Fortunato is an Italian word that means “luck”, “lucky” or “good luck”.
Calls for government to cancel the deal and prosecute culprits
The director of Global Witness, Simon Taylor, said, “We now know beyond all possible doubt or denial that Shell and Eni knew exactly where their payment was going.
“It’s high time they stopped trying to mislead the public and investors about their role in this dirty deal, which deprived Nigeria’s citizens of over $1.1bn.
“To put that into context, $1.1 billion is equivalent to 80% of Nigeria’s health care budget for 2015.”
A Nigerian anti-corruption campaigner, Dotun Oloko, said “the Nigerian government needs to demonstrate to Nigerians and the wider public that it can and will rigorously defend Nigeria’s public interest by cancelling this contract and prosecuting all found culpable of wrongdoing.”

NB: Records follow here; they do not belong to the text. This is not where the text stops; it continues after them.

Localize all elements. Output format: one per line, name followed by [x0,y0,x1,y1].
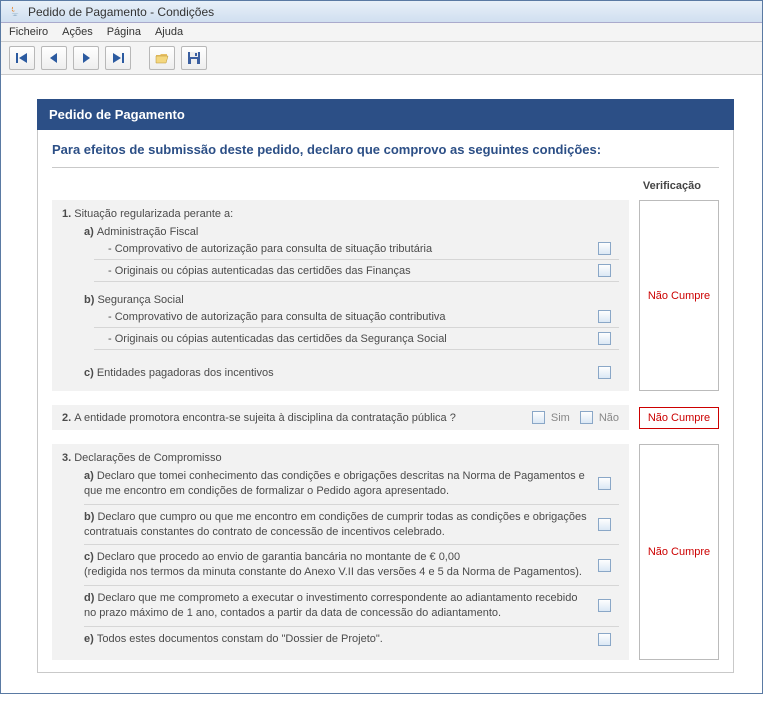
java-icon [7,4,22,19]
s1-status: Não Cumpre [639,200,719,391]
content-area: Pedido de Pagamento Para efeitos de subm… [1,75,762,693]
section-3-body: 3. Declarações de Compromisso a) Declaro… [52,444,629,660]
label-nao: Não [599,412,619,424]
panel-body: Para efeitos de submissão deste pedido, … [37,130,734,673]
menubar: Ficheiro Ações Página Ajuda [1,23,762,42]
prev-button[interactable] [41,46,67,70]
checkbox-s3-e[interactable] [598,633,611,646]
checkbox-s1-a1[interactable] [598,242,611,255]
s1-b2: - Originais ou cópias autenticadas das c… [108,333,598,345]
s2-status: Não Cumpre [639,407,719,429]
menu-ficheiro[interactable]: Ficheiro [9,26,48,38]
verification-header: Verificação [52,176,719,200]
section-2-body: 2. A entidade promotora encontra-se suje… [52,405,629,430]
section-1: 1. Situação regularizada perante a: a) A… [52,200,719,391]
next-button[interactable] [73,46,99,70]
window-title: Pedido de Pagamento - Condições [28,5,214,19]
checkbox-s1-a2[interactable] [598,264,611,277]
label-sim: Sim [551,412,570,424]
app-window: Pedido de Pagamento - Condições Ficheiro… [0,0,763,694]
checkbox-s3-c[interactable] [598,559,611,572]
s1-a1: - Comprovativo de autorização para consu… [108,243,598,255]
checkbox-s3-b[interactable] [598,518,611,531]
s1-a2: - Originais ou cópias autenticadas das c… [108,265,598,277]
checkbox-s3-a[interactable] [598,477,611,490]
section-1-body: 1. Situação regularizada perante a: a) A… [52,200,629,391]
checkbox-nao[interactable] [580,411,593,424]
open-button[interactable] [149,46,175,70]
menu-ajuda[interactable]: Ajuda [155,26,183,38]
s1-a: Administração Fiscal [97,226,198,238]
section-3: 3. Declarações de Compromisso a) Declaro… [52,444,719,660]
panel-header: Pedido de Pagamento [37,99,734,130]
first-button[interactable] [9,46,35,70]
s1-b: Segurança Social [97,294,183,306]
s3-d: Declaro que me comprometo a executar o i… [84,592,577,619]
declaration-heading: Para efeitos de submissão deste pedido, … [52,142,719,168]
titlebar: Pedido de Pagamento - Condições [1,1,762,23]
toolbar [1,42,762,75]
section-2: 2. A entidade promotora encontra-se suje… [52,405,719,430]
checkbox-sim[interactable] [532,411,545,424]
s3-title: Declarações de Compromisso [74,452,221,464]
s2-options: Sim Não [532,411,619,424]
last-button[interactable] [105,46,131,70]
menu-pagina[interactable]: Página [107,26,141,38]
s1-b1: - Comprovativo de autorização para consu… [108,311,598,323]
s3-e: Todos estes documentos constam do "Dossi… [97,633,383,645]
s3-status: Não Cumpre [639,444,719,660]
menu-acoes[interactable]: Ações [62,26,93,38]
s1-title: Situação regularizada perante a: [74,208,233,220]
s1-c: Entidades pagadoras dos incentivos [97,367,274,379]
save-button[interactable] [181,46,207,70]
checkbox-s3-d[interactable] [598,599,611,612]
s3-c: Declaro que procedo ao envio de garantia… [84,551,582,578]
checkbox-s1-c[interactable] [598,366,611,379]
s2-text: A entidade promotora encontra-se sujeita… [74,412,456,424]
checkbox-s1-b1[interactable] [598,310,611,323]
checkbox-s1-b2[interactable] [598,332,611,345]
s3-a: Declaro que tomei conhecimento das condi… [84,470,585,497]
s3-b: Declaro que cumpro ou que me encontro em… [84,511,587,538]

Nicholas Hildyard of The Corner House argued that “this evidence shows that high level executives in Shell personally took part in the creation, negotiation, and execution of this corrupt deal.
“It is now a matter of urgency that the judicial authorities in the UK, the US, the Netherlands and Nigeria, join forces with the Italian investigation into Eni, and properly investigate the role of Shell and its senior executives in this deal.”
Antonio Tricarico of Re:Common said: “Given the gathering pace of investigations into this deal and a call by the Nigerian House of Representatives to cancel the deal in 2014, investors in Shell and Eni, including the Italian public should demand to know why they were exposed to such risk.”